Ese pacto, que ahora procuran convertir en fantasma, no fue concebido para ampliar y profundizar la acción de justicia, sino para proteger a sus principales socios en el gobierno y más allá. Y eso lo evidencia el hecho que ninguno/a de los otros/as implicados (mencionados por Sobeida) fueron acusados/as por el Ministerio Público.
Ese paso solo perseguía encubrir a las altas instancias militares, policiales, políticas, empresariales y diplomáticas asociadas al cártel de Figueroa Agosto.
Algunos términos del mismo, pero no los nombres de los jorocones civiles y militares, solo se conocieron cuando vencidos los plazos convenidos, la defensa de Sobeida y el Cártel Agosto exigieron su cumplimiento y decidieron utilizar su “filtración” parcial como medio de presión o chantaje.
No se trató simplemente de un pacto entre el abogado de Sobeida y el entonces Fiscal-DN Moscoso Segarra, que ciertamente hizo de referente oficial; sino de un acuerdo aprobado también por el entonces procurador Radhames Jiménez (como ahora lo confiesa), el propio Leonel Fernández y los ex-jefes de la PN y la DNCD, Guzmán Fermín y Rosado Mateo.
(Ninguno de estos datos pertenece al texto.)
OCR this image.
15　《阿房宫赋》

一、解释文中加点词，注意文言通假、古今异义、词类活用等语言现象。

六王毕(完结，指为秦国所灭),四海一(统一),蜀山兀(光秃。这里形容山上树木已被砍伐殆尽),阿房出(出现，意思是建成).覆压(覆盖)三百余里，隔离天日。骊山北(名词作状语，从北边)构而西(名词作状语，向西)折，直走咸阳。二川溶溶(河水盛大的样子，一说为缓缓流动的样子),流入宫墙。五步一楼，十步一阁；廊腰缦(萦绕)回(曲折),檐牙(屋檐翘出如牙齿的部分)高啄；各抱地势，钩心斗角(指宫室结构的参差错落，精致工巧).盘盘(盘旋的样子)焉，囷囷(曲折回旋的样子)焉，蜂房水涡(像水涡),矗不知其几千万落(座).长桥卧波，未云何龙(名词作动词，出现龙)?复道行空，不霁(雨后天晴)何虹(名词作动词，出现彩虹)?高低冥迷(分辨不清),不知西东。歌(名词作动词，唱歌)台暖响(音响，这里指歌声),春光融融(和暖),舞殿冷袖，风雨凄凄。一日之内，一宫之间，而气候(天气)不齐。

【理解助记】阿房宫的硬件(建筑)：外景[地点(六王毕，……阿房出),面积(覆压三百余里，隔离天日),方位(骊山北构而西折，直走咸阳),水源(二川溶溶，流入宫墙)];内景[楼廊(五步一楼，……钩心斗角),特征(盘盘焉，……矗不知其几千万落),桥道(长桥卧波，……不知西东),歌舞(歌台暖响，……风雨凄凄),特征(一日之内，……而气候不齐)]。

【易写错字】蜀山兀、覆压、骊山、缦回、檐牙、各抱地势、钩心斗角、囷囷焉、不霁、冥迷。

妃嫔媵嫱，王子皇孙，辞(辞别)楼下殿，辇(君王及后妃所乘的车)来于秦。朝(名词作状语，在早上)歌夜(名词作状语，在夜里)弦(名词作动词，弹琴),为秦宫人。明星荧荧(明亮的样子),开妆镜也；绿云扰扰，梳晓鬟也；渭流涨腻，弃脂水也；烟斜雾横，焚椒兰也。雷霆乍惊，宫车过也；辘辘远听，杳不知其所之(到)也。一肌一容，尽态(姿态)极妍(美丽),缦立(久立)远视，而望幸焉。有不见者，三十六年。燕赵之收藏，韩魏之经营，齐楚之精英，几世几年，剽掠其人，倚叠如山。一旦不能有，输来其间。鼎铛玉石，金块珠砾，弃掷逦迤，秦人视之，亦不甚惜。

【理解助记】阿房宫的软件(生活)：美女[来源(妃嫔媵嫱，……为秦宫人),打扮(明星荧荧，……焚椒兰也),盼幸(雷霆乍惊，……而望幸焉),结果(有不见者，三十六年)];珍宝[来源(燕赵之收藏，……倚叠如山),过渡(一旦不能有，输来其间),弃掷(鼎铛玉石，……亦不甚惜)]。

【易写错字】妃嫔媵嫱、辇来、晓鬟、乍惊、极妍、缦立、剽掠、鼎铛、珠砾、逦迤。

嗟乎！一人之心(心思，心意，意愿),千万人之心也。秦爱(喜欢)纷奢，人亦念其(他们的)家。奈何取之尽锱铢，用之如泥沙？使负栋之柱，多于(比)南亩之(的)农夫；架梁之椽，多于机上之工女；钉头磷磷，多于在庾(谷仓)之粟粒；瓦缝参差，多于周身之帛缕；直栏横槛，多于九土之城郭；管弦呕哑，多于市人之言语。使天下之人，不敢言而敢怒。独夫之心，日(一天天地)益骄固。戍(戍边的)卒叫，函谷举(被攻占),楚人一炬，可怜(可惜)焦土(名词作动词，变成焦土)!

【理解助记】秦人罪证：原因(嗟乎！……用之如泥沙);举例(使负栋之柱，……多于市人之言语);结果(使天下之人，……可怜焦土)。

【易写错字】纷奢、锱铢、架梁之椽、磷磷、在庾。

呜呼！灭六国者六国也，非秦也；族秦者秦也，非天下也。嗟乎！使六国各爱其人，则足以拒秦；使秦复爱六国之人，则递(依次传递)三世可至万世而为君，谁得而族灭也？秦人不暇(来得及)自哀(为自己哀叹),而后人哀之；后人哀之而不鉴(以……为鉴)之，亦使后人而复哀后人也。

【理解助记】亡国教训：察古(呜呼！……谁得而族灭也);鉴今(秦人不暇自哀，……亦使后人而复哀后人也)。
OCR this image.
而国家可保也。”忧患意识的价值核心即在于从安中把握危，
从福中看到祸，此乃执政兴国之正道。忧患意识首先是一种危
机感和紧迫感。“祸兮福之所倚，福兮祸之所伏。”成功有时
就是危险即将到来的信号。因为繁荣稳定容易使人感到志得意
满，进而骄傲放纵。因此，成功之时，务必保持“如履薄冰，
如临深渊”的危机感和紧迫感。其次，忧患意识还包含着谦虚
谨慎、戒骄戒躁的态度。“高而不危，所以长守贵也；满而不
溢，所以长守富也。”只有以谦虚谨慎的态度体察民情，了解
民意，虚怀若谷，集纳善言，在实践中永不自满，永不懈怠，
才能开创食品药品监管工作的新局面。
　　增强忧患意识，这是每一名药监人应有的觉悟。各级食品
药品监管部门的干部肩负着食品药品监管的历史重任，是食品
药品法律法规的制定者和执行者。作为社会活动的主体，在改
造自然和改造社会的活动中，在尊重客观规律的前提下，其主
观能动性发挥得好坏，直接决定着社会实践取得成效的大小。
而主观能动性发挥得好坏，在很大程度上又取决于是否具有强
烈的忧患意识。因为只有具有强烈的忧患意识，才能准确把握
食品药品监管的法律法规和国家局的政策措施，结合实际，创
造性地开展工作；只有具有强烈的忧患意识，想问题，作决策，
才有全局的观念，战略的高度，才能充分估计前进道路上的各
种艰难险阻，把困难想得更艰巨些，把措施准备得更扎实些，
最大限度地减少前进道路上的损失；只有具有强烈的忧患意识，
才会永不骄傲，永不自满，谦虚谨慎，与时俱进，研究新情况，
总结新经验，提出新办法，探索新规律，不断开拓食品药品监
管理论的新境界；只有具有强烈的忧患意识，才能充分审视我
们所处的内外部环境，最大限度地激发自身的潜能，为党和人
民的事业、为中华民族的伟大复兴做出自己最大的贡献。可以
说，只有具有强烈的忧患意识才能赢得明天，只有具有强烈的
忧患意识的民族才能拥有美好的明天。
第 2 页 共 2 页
Esto es tan así, que una vez publicados esos documentos, se produjo una nueva reunión entre la nueva incumbente de esa Fiscalía, el abogado de Sobeida y el abogado puertorriqueño de Figueroa Agosto, en busca de una salida al “impasse”; con evidente luz verde del Procurador Domínguez Brito y del presidente Danilo Medina.
Nueva vez, ante nuevas dilaciones, Sobeida demandó el cumplimiento de ese pacto en cuanto a su puesta en libertad y declaró que muchas de la informaciones ofrecidas por ella están engavetadas por el ministerio público peledeísta; mientras en adición a eso, los datos ofrecidos por Figueroa Agosto están bajo control de EEUU, que los usa solo para mantener bajo presión y a su merced política a connotados delincuentes de Estado.
Estos hechos además evidencian que el Presidente Medina, en su condición de tutor político del nuevo Procurador General de la República, quien a su vez actúa como continuador de ese silencio encubridor y otros tantos (política diseñada por Leonel Fernández), le ha dado anuencia a esa inconducta oficial.